Freeman immediately ordered air strikes in from the carriers standing off in the Sea of Japan, but the pilots could not bomb for fear of setting off more avalanches — one of the first lessons of the Siberian campaign. Besides which there were no targets. If there had been any Siberian sappers around, left behind to detonate the avalanches, they were now gone.

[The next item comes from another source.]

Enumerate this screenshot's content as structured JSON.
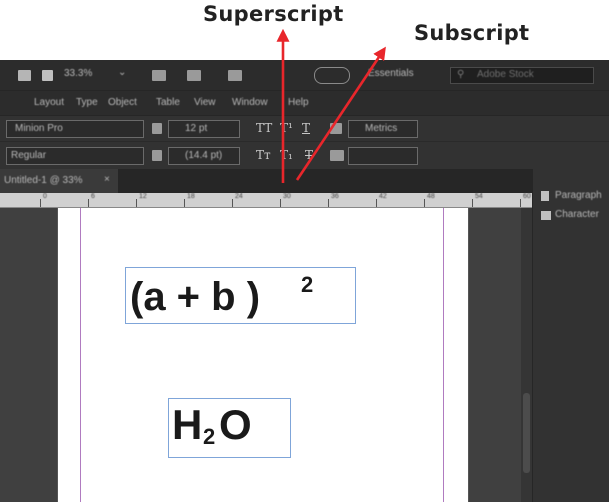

It took four hours to dig all the men out, Marine Corps tradition demanding that they try, as far as humanly possible, to bring out their own dead. But not all could be recovered, and Freeman ordered the column on to Dalnegorsk, which the pilots found easy to locate, using the thousand-foot smokestacks as a reference point. By now engineering corps officers had radioed Freeman that there had apparently been no enemy units on the mountainsides, the charges having been set off by pressure-triggered circuits when the M-1 tanks rolled over them. By the time Dalnegorsk and the road to Krasnorechensk and Zavetnoye, on the way to Bikin and Khabarovsk, had been secured, it was discovered by the advance marine patrols, covered by low-flying Falcons and tank-killing A-10s, that the towns had been abandoned. Not a living soul was left, all livestock had been butchered and the towns set afire in the last few hours. Freeman looked at Norton worriedly. “In Normandy, twenty miles in six hours would have been a miracle. Here, with these distances, it’s nothing. It’s worse than nothing, Dick. It’s disastrous!”

Norton remained silent.

“This isn’t a Siberian feint,” declared Freeman, pulling his collar up against the bitter cold, steam rising from the lead tank behind his Humvee.”This is our fuckup. A monumental, Grade A, mega-sized fuckup! And damn it!” Freeman was standing up in the back of the Humvee, left hand resting on the.50 caliber machine gun, right hand crunching and flinging ice disgustedly away. “It’s my damn fault!”